Checkpoints cannot be performed while RTS is running, even if they start before RTS. This is part of the contract that the system must be in a quiescent state before running RTS, but it's also enforced by taking the connection's checkpoint lock.

Upon completion of RTS, a checkpoint is performed so that both in-memory and on-disk versions of data are the same. It's possible for users to opt out of this, for example if they intended to do a checkpoint shortly after RTS anyway.

Eviction doesn't directly interact with RTS in any special way, but it's worth pointing out that RTS is likely to generate a large number of both clean and dirty pages, causing some amount of extra cache pressure. The clean pages can be evicted trivially, but the dirty pages will need to be written out, causing a potentially large amount of I/O. Eviction triggers and targets apply the same way during RTS as they do at any other time.

Dry-run mode

Dry-run mode is a way of running RTS without making any changes to on-disk or in-memory data structures, including the history store. It uses the same code as normal RTS wherever possible, making it ideal for checking what RTS would do on a given system, without disturbing it. One limitation is that it still needs to take the same locks as real RTS, so the system must still be quiescent.
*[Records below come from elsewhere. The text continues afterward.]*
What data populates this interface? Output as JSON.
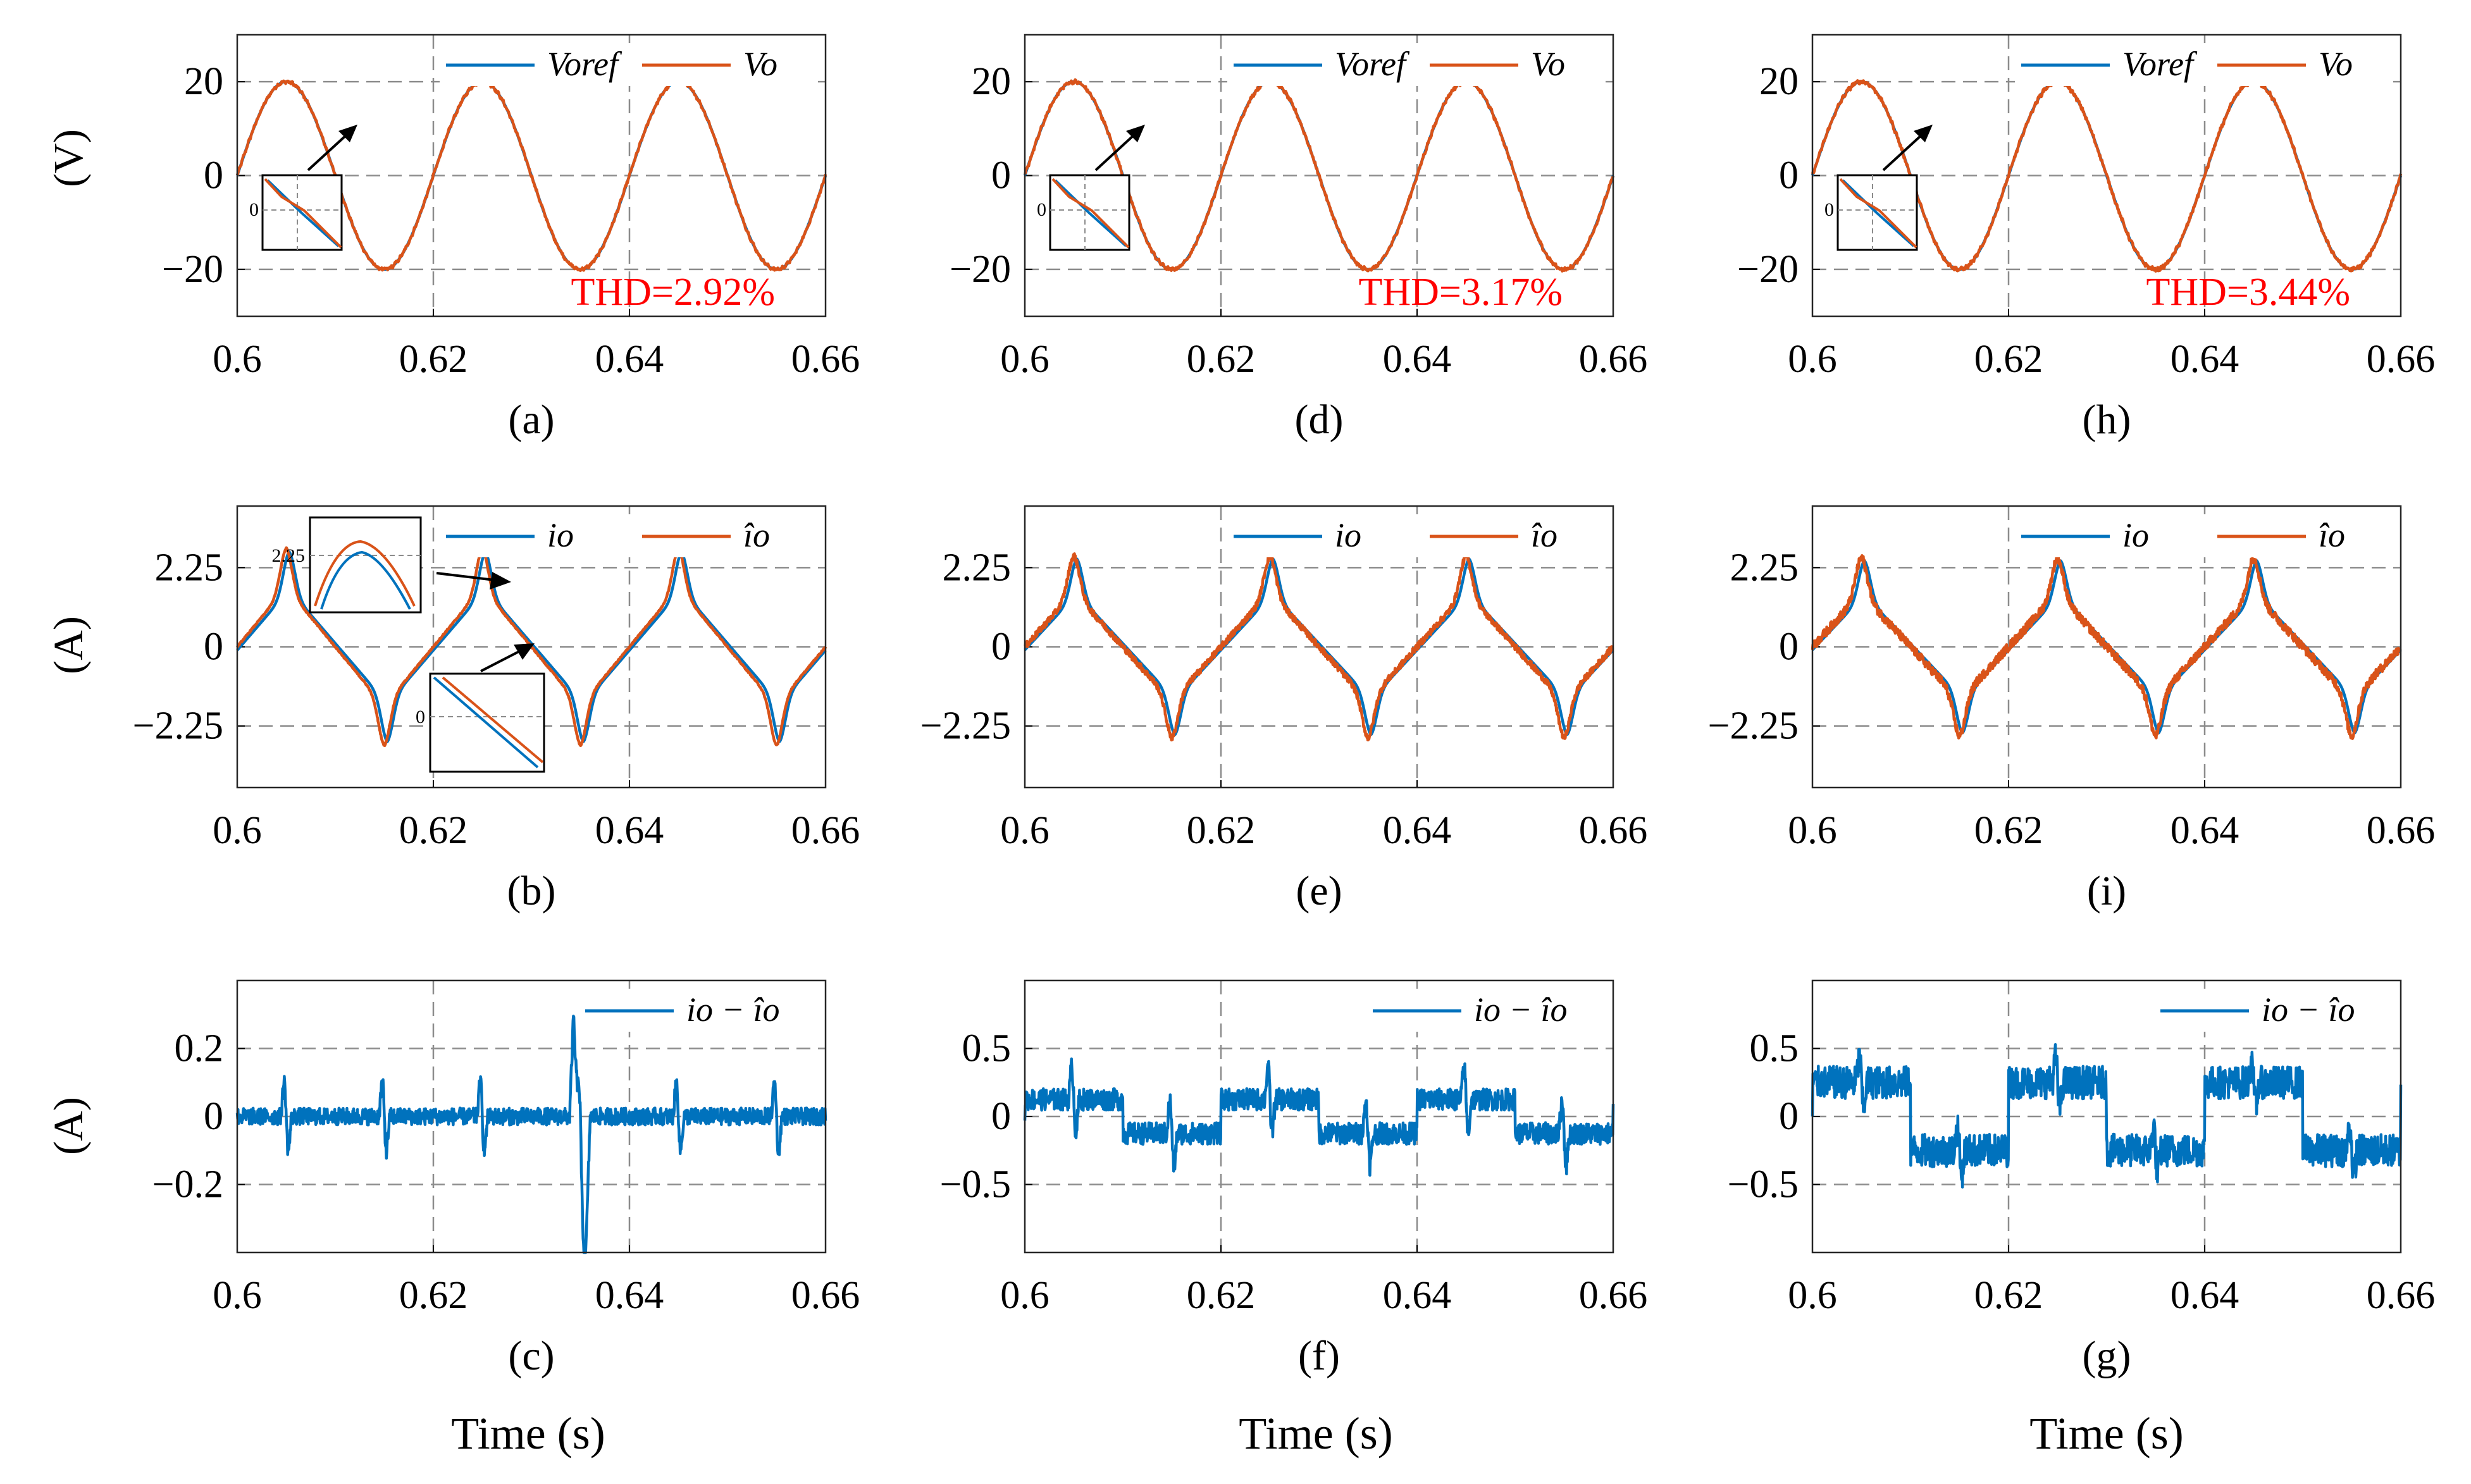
{
  "colors": {
    "blue": "#0072BD",
    "orange": "#D95319",
    "thd": "#FF0000",
    "grid": "#8c8c8c"
  },
  "row_ylabels": [
    "(V)",
    "(A)",
    "(A)"
  ],
  "xlabel": "Time (s)",
  "chart_data": [
    {
      "id": "a",
      "type": "line",
      "caption": "(a)",
      "signal": "voltage",
      "xlim": [
        0.6,
        0.66
      ],
      "xticks": [
        "0.6",
        "0.62",
        "0.64",
        "0.66"
      ],
      "ylim": [
        -30,
        30
      ],
      "yticks": [
        {
          "v": 20,
          "t": "20"
        },
        {
          "v": 0,
          "t": "0"
        },
        {
          "v": -20,
          "t": "−20"
        }
      ],
      "amplitude": 20,
      "frequency_hz": 50,
      "noise": 0.3,
      "series": [
        {
          "name": "Voref",
          "color": "#0072BD"
        },
        {
          "name": "Vo",
          "color": "#D95319"
        }
      ],
      "annotation": "THD=2.92%",
      "inset_label": "0",
      "grid": true,
      "legend": "top-right"
    },
    {
      "id": "d",
      "type": "line",
      "caption": "(d)",
      "signal": "voltage",
      "xlim": [
        0.6,
        0.66
      ],
      "xticks": [
        "0.6",
        "0.62",
        "0.64",
        "0.66"
      ],
      "ylim": [
        -30,
        30
      ],
      "yticks": [
        {
          "v": 20,
          "t": "20"
        },
        {
          "v": 0,
          "t": "0"
        },
        {
          "v": -20,
          "t": "−20"
        }
      ],
      "amplitude": 20,
      "frequency_hz": 50,
      "noise": 0.35,
      "series": [
        {
          "name": "Voref",
          "color": "#0072BD"
        },
        {
          "name": "Vo",
          "color": "#D95319"
        }
      ],
      "annotation": "THD=3.17%",
      "inset_label": "0",
      "grid": true,
      "legend": "top-right"
    },
    {
      "id": "h",
      "type": "line",
      "caption": "(h)",
      "signal": "voltage",
      "xlim": [
        0.6,
        0.66
      ],
      "xticks": [
        "0.6",
        "0.62",
        "0.64",
        "0.66"
      ],
      "ylim": [
        -30,
        30
      ],
      "yticks": [
        {
          "v": 20,
          "t": "20"
        },
        {
          "v": 0,
          "t": "0"
        },
        {
          "v": -20,
          "t": "−20"
        }
      ],
      "amplitude": 20,
      "frequency_hz": 50,
      "noise": 0.4,
      "series": [
        {
          "name": "Voref",
          "color": "#0072BD"
        },
        {
          "name": "Vo",
          "color": "#D95319"
        }
      ],
      "annotation": "THD=3.44%",
      "inset_label": "0",
      "grid": true,
      "legend": "top-right"
    },
    {
      "id": "b",
      "type": "line",
      "caption": "(b)",
      "signal": "current",
      "xlim": [
        0.6,
        0.66
      ],
      "xticks": [
        "0.6",
        "0.62",
        "0.64",
        "0.66"
      ],
      "ylim": [
        -4,
        4
      ],
      "yticks": [
        {
          "v": 2.25,
          "t": "2.25"
        },
        {
          "v": 0,
          "t": "0"
        },
        {
          "v": -2.25,
          "t": "−2.25"
        }
      ],
      "peak": 2.7,
      "frequency_hz": 50,
      "noise": 0.02,
      "series": [
        {
          "name": "io",
          "color": "#0072BD"
        },
        {
          "name": "îo",
          "color": "#D95319"
        }
      ],
      "inset_label": "0",
      "inset_peak_label": "2.25",
      "grid": true,
      "legend": "top-right"
    },
    {
      "id": "e",
      "type": "line",
      "caption": "(e)",
      "signal": "current",
      "xlim": [
        0.6,
        0.66
      ],
      "xticks": [
        "0.6",
        "0.62",
        "0.64",
        "0.66"
      ],
      "ylim": [
        -4,
        4
      ],
      "yticks": [
        {
          "v": 2.25,
          "t": "2.25"
        },
        {
          "v": 0,
          "t": "0"
        },
        {
          "v": -2.25,
          "t": "−2.25"
        }
      ],
      "peak": 2.5,
      "frequency_hz": 50,
      "noise": 0.09,
      "series": [
        {
          "name": "io",
          "color": "#0072BD"
        },
        {
          "name": "îo",
          "color": "#D95319"
        }
      ],
      "grid": true,
      "legend": "top-right"
    },
    {
      "id": "i",
      "type": "line",
      "caption": "(i)",
      "signal": "current",
      "xlim": [
        0.6,
        0.66
      ],
      "xticks": [
        "0.6",
        "0.62",
        "0.64",
        "0.66"
      ],
      "ylim": [
        -4,
        4
      ],
      "yticks": [
        {
          "v": 2.25,
          "t": "2.25"
        },
        {
          "v": 0,
          "t": "0"
        },
        {
          "v": -2.25,
          "t": "−2.25"
        }
      ],
      "peak": 2.45,
      "frequency_hz": 50,
      "noise": 0.13,
      "series": [
        {
          "name": "io",
          "color": "#0072BD"
        },
        {
          "name": "îo",
          "color": "#D95319"
        }
      ],
      "grid": true,
      "legend": "top-right"
    },
    {
      "id": "c",
      "type": "line",
      "caption": "(c)",
      "signal": "error",
      "xlim": [
        0.6,
        0.66
      ],
      "xticks": [
        "0.6",
        "0.62",
        "0.64",
        "0.66"
      ],
      "ylim": [
        -0.4,
        0.4
      ],
      "yticks": [
        {
          "v": 0.2,
          "t": "0.2"
        },
        {
          "v": 0,
          "t": "0"
        },
        {
          "v": -0.2,
          "t": "−0.2"
        }
      ],
      "noise": 0.025,
      "spike_amp": 0.17,
      "series": [
        {
          "name": "io − îo",
          "color": "#0072BD"
        }
      ],
      "grid": true,
      "legend": "top-right"
    },
    {
      "id": "f",
      "type": "line",
      "caption": "(f)",
      "signal": "error",
      "xlim": [
        0.6,
        0.66
      ],
      "xticks": [
        "0.6",
        "0.62",
        "0.64",
        "0.66"
      ],
      "ylim": [
        -1.0,
        1.0
      ],
      "yticks": [
        {
          "v": 0.5,
          "t": "0.5"
        },
        {
          "v": 0,
          "t": "0"
        },
        {
          "v": -0.5,
          "t": "−0.5"
        }
      ],
      "noise": 0.08,
      "spike_amp": 0.4,
      "series": [
        {
          "name": "io − îo",
          "color": "#0072BD"
        }
      ],
      "grid": true,
      "legend": "top-right"
    },
    {
      "id": "g",
      "type": "line",
      "caption": "(g)",
      "signal": "error",
      "xlim": [
        0.6,
        0.66
      ],
      "xticks": [
        "0.6",
        "0.62",
        "0.64",
        "0.66"
      ],
      "ylim": [
        -1.0,
        1.0
      ],
      "yticks": [
        {
          "v": 0.5,
          "t": "0.5"
        },
        {
          "v": 0,
          "t": "0"
        },
        {
          "v": -0.5,
          "t": "−0.5"
        }
      ],
      "noise": 0.12,
      "spike_amp": 0.3,
      "series": [
        {
          "name": "io − îo",
          "color": "#0072BD"
        }
      ],
      "grid": true,
      "legend": "top-right"
    }
  ]
}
Dry-run mode does not, however, increment all of the same statistics as normal RTS. As a rule, it only updates statistics that reflect what it's doing. For example, it will increment statistics about the number of trees and pages visited, but it will not change any statistics about the number of updates aborted (since it is doing real work visiting pages, but it isn't aborting any unstable updates).

Dry-run mode will cause similar cache pressure to the normal RTS, since it must visit the same trees and pages. There is a slight difference around eviction though, since it will not mark any pages as dirty, meaning eviction should have a much easier time cleaning up after a dry run.

RTS for a single table

There is an internal form of rollback to stable which can operate on a single object, called rollback_to_stable_one. The API requires a URI is passed in, which contrasts to rollback_to_stable where it will deliberately look at every single tree in the database.

This is primarily used for salvage. Salvage accepts a single URI to attempt fixing, so we don't want normal RTS to potentially read everything, especially when the database is in a state where salvage needed to be called in the first place.